Error Handling Best Practices#

[ ]:
# Comprehensive error handling example
def safe_chain_execution(g, operations):
    """Execute chain with proper error handling."""
    try:
        # Create chain
        chain = Chain(operations)

        # Pre-validate if desired
        # errors = chain.validate_schema(g, collect_all=True)
        # if errors:
        #     print(f"Warning: {len(errors)} schema issues found")

        # Execute
        result = g.gfql(operations)
        return result

    except GFQLSyntaxError as e:
        print(f"Syntax Error [{e.code}]: {e.message}")
        if e.context.get('suggestion'):
            print(f"  Try: {e.context['suggestion']}")
        return None

    except GFQLTypeError as e:
        print(f"Type Error [{e.code}]: {e.message}")
        print(f"  Field: {e.context.get('field')}")
        print(f"  Value: {e.context.get('value')}")
        return None

    except GFQLSchemaError as e:
        print(f"Schema Error [{e.code}]: {e.message}")
        if e.code == ErrorCode.E301:
            print("  Column not found in data")
        elif e.code == ErrorCode.E302:
            print("  Type mismatch between query and data")
        return None

# Test with valid query
print("Valid query:")
result = safe_chain_execution(g, [
    n({'type': 'customer'}),
    e_forward()
])
if result:
    print(f"  Success! Found {len(result._nodes)} nodes")

# Test with invalid query
print("\nInvalid query:")
result = safe_chain_execution(g, [
    n({'invalid_column': 'value'})
])

Summary#

Key Takeaways#

  1. Automatic Validation: GFQL validates automatically - no separate validation calls needed

  2. Structured Errors: Error codes (E1xx, E2xx, E3xx) help with programmatic handling

  3. Helpful Messages: Errors include suggestions for fixing issues

  4. Two Validation Stages:

    • Syntax/Type: During chain construction

    • Schema: During execution (or pre-execution)

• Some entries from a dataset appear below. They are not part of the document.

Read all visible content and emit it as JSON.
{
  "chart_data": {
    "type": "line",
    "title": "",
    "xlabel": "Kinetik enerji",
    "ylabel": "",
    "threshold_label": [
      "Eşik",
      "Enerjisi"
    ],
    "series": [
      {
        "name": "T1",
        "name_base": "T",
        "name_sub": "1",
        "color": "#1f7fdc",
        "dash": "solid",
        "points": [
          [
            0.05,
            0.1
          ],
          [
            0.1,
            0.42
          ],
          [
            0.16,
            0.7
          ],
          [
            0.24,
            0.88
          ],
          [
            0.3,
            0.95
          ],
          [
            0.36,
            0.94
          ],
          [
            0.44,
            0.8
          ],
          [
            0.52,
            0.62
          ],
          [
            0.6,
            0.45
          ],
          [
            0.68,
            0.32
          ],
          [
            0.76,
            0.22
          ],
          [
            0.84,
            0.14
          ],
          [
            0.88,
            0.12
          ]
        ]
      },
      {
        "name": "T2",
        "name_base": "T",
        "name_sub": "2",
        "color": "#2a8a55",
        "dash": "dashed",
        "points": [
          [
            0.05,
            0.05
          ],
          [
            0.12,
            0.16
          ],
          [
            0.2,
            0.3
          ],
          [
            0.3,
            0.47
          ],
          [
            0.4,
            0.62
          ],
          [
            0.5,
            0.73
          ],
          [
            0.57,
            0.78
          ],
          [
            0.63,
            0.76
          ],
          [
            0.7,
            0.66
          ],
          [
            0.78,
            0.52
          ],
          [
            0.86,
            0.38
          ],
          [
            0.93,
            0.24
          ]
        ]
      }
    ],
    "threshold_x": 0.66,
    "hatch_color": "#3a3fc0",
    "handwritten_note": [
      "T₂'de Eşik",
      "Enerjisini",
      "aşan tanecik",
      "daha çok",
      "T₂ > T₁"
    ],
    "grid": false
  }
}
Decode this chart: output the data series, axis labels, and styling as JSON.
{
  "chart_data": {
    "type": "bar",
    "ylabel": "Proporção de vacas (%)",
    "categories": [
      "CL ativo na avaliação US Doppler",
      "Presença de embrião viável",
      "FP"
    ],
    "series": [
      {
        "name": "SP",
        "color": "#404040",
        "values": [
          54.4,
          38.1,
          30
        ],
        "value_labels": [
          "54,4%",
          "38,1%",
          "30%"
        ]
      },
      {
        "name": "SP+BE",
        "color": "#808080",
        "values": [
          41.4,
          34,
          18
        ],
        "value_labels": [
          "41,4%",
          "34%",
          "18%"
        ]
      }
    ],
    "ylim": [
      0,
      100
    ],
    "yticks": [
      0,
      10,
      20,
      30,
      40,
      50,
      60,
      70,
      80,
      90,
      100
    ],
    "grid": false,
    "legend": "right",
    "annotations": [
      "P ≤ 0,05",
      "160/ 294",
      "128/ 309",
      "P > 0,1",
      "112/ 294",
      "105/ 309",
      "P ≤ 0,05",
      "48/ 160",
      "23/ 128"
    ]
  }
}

  5. Flexible Modes: Choose between fail-fast or collect-all errors

Quick Reference#

# Automatic syntax validation
chain = Chain([...])  # Validates syntax/types

# Runtime schema validation
result = g.gfql([...])  # Validates against data

# Pre-execution schema validation
result = g.gfql([...], validate_schema=True)

# Validate chain against graph schema
from graphistry.compute.validate_schema import validate_chain_schema
validate_chain_schema(g, chain)  # Throws GFQLSchemaError if invalid

# Collect all syntax errors
errors = chain.validate(collect_all=True)

# Collect all schema errors
schema_errors = validate_chain_schema(g, chain, collect_all=True)

Next Steps#

  • Explore more complex query patterns

  • Learn about GFQL predicates for advanced filtering

  • Use validation in production applications